Vírgula, e...

Um amigo me perguntou quando se usava vírgula antes de “e”. Pergunta boa, mostra que ele desconfia das generalizações do tipo “nunca use vírgula antes de e”. Vírgula não é sinônimo de pausa, mas, como numa melodia, o “compasso” da frase pode abrir a possibilidade para uma vírgula optativa. Outras vezes, a pausa parece ser uma certeza, mas alguma regra de norma padrão barra o uso da vírgula (ex. entre sujeito e predicado). Quanto ao “e”, várias possibilidades podem surgir conforme a produção textual. Rascunhei uma delas para o meu amigo, do jeito que me veio à cabeça:

Aquela praia me fazia relembrar a infância, cujo gosto era de morangos frescos, e me obrigava a recordar o olhar severo de minha avó.

Nesse caso, a vírgula que precede o “e” é exigida por uma oração intercalada. A “informação” principal do período é: “Aquela praia me fazia relembrar a infância e me obrigava a recordar o olhar severo de minha avó” (duas aditivas, na classificação tradicional). No meio, uma outra frase “qualifica” a infância (cujo gosto era de morangos frescos = o gosto da infância era de morangos frescos), por isso fica intercalada (entre vírgulas).

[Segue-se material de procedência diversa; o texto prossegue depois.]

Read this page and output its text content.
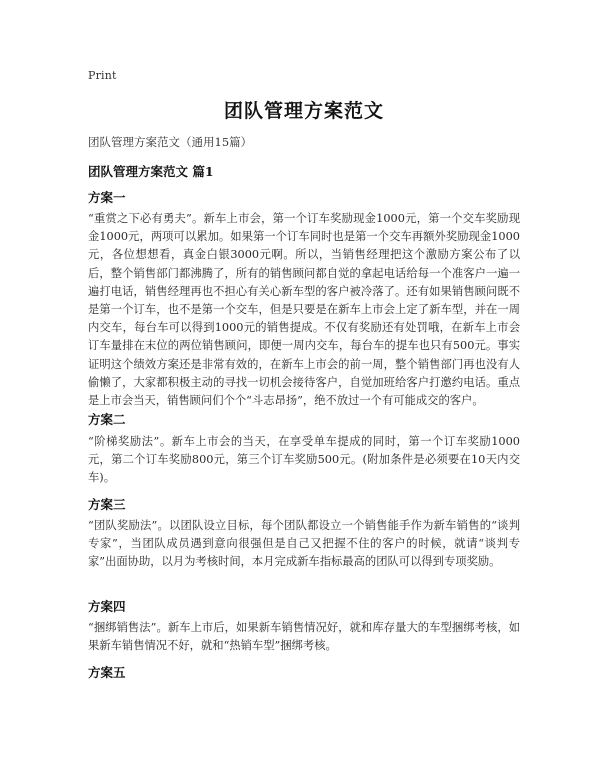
Print
团队管理方案范文
团队管理方案范文（通用15篇）
团队管理方案范文 篇1
方案一
“重赏之下必有勇夫”。新车上市会，第一个订车奖励现金1000元，第一个交车奖励现金1000元，两项可以累加。如果第一个订车同时也是第一个交车再额外奖励现金1000元，各位想想看，真金白银3000元啊。所以，当销售经理把这个激励方案公布了以后，整个销售部门都沸腾了，所有的销售顾问都自觉的拿起电话给每一个准客户一遍一遍打电话，销售经理再也不担心有关心新车型的客户被冷落了。还有如果销售顾问既不是第一个订车，也不是第一个交车，但是只要是在新车上市会上定了新车型，并在一周内交车，每台车可以得到1000元的销售提成。不仅有奖励还有处罚哦，在新车上市会订车量排在末位的两位销售顾问，即便一周内交车，每台车的提车也只有500元。事实证明这个绩效方案还是非常有效的，在新车上市会的前一周，整个销售部门再也没有人偷懒了，大家都积极主动的寻找一切机会接待客户，自觉加班给客户打邀约电话。重点是上市会当天，销售顾问们个个“斗志昂扬”，绝不放过一个有可能成交的客户。
方案二
“阶梯奖励法”。新车上市会的当天，在享受单车提成的同时，第一个订车奖励1000元，第二个订车奖励800元，第三个订车奖励500元。(附加条件是必须要在10天内交车)。
方案三
“团队奖励法”。以团队设立目标，每个团队都设立一个销售能手作为新车销售的“谈判专家”，当团队成员遇到意向很强但是自己又把握不住的客户的时候，就请“谈判专家”出面协助，以月为考核时间，本月完成新车指标最高的团队可以得到专项奖励。
方案四
“捆绑销售法”。新车上市后，如果新车销售情况好，就和库存量大的车型捆绑考核，如果新车销售情况不好，就和“热销车型”捆绑考核。
方案五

Este é apenas um dos casos de “e” precedido por vírgula que a escrita pode gerar. É bem mais legal ver isso na linguagem em funcionamento (o meu exemplo aqui é artificial). Fica a dica: é bom desconfiar das regras que soam muito categóricas.

PS: não conheci praia na infância (só mais tarde), não tive uma avó severa e já era adolescente quando aprendi a apreciar o sabor azedinho do morango. A escrita tem sua realidade própria. Por isso, adoro literatura.

Postado no meu blog do UOL em: 05/02/09

Comentários

  1. Comentário recebido:
    Gustavo] [gustavobetanha@yahoo.com.br]
    Muito legal este post Érika! Parece que eu conheço esse seu amigo que fez a pergunta...rs bjs.